Autonomic function tests

 

 

  1. Postural test: patient remains 10 min in resting supine position (45˚ angle). Blood pressure, heart rate are measured after 2, 5 and 10 minutes. Then the patient is asked to stand unaided for 5 minutes. The same parameters are measured. A decrease of SBP > 20 mmHg or DBP > 10 mmHg within 3 min of standing and delayed orthostatic hypotension as a sustained  BP fall occurring beyond 3 minutes of standing are considered as sympathetic adrenergic failure.
  2. Valsalva maneuver: The patient is asked to blow through a mouthpiece attached to a manometer monitoring a pressure of 40 mmHg for 15 minutes, during ECG monitoring. The Valsalva ratio (longest R-R after/shortest R-R during) is then determined.
  3. Pressor tests:

isometric exercise: grip sphyngomanometer cuff inflated to 20 mmHg with dominant hand at one third of maximal volimetric contraction force for 2 minutes. Blood pressure is measured at rest and at end of 2 minutes.
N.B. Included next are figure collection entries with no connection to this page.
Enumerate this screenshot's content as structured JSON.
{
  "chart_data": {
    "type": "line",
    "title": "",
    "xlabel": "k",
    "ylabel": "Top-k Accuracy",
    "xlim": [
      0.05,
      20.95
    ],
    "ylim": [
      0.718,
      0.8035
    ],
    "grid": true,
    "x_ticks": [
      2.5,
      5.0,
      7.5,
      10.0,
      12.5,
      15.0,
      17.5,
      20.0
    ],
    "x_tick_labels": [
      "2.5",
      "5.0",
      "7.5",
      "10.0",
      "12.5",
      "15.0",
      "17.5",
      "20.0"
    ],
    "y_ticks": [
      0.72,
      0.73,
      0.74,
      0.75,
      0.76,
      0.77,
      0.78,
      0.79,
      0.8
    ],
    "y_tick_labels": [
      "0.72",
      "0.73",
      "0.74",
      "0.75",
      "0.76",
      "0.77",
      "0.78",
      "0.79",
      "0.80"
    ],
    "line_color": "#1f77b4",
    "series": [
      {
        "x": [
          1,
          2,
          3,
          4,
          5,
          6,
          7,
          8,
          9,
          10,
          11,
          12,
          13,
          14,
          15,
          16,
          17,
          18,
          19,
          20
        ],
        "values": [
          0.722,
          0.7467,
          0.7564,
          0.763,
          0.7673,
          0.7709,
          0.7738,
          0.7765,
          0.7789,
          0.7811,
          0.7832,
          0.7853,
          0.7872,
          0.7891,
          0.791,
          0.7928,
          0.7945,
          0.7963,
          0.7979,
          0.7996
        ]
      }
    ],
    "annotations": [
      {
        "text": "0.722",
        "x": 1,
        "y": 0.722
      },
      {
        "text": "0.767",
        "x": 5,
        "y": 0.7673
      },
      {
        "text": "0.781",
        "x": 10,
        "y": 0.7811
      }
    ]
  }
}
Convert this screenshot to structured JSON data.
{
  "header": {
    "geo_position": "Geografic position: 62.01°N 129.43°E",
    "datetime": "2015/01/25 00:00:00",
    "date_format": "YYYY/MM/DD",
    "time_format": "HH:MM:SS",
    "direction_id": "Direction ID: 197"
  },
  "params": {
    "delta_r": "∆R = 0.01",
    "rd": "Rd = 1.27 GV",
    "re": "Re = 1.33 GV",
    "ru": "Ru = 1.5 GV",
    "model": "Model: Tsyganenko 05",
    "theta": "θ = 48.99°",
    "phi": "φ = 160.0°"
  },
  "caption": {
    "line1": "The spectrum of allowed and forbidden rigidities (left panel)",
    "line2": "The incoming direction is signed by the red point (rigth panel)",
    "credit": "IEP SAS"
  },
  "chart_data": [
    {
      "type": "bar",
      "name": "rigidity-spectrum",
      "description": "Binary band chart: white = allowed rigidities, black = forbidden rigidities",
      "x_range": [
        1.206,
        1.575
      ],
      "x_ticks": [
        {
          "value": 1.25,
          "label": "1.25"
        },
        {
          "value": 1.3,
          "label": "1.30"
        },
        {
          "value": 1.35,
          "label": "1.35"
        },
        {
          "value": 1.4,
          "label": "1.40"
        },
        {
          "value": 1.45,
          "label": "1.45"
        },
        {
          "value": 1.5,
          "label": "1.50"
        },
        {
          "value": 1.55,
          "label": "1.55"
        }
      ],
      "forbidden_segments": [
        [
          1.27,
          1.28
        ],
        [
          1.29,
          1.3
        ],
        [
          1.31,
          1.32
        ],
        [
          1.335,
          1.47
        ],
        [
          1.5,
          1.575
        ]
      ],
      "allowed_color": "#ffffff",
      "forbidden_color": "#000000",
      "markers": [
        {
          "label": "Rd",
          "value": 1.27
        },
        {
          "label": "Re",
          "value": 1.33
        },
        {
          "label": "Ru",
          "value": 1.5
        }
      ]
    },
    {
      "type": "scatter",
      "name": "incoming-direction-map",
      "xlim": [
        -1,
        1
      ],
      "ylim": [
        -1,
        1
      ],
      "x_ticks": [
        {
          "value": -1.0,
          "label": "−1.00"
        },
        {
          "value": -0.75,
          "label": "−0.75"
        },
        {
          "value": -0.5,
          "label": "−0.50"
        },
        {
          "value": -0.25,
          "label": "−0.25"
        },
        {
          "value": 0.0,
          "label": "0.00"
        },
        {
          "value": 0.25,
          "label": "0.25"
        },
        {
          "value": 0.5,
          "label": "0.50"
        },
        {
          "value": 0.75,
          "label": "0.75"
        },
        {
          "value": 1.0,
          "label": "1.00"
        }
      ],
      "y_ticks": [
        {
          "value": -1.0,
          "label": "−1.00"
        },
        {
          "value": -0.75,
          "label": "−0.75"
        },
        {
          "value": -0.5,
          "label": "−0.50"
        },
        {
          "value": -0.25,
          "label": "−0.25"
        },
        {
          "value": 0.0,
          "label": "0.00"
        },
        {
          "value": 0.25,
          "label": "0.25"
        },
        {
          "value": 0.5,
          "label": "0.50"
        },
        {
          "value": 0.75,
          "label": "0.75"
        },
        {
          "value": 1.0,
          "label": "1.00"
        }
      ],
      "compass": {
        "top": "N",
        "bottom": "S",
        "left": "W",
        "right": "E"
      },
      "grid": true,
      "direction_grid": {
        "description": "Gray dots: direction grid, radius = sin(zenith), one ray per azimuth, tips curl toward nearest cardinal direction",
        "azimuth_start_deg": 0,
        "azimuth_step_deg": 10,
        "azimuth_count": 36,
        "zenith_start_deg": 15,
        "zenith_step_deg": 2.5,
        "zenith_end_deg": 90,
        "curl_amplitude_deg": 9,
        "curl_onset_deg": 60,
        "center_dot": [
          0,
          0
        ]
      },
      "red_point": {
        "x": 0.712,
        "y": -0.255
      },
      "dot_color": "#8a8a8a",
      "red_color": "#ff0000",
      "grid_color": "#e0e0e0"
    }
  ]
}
cutaneous cold pressor test: hand is immersed up to wrist in ice cold (4˚ C) for 2 minutes. Blood pressure and heart rate is measured before and after test.

  1. Mental arithmetic test: serial subtractions for 2 minutes. Blood pressure and heart rate is measured before and after test.
  2. Deep breathing test: six deep breaths in one minute while in supine position. The difference in heart rate is measured between maximal and minimum heart rate is calculated in an individual respiratory cycle and expressed as the mean of the difference in six successive cycles.
  3. Measures of plasma catecholamines. Antecubital venous blood is drawn through an indwelling catheter, after at least 15 min of supine rest and after 5 min of standing. Plasma noradrenaline, adrenaline and dopamine is assayed.
  4. Response of growth hormone after administration of clonidine. Increased in healthy individuals, PD and PAF.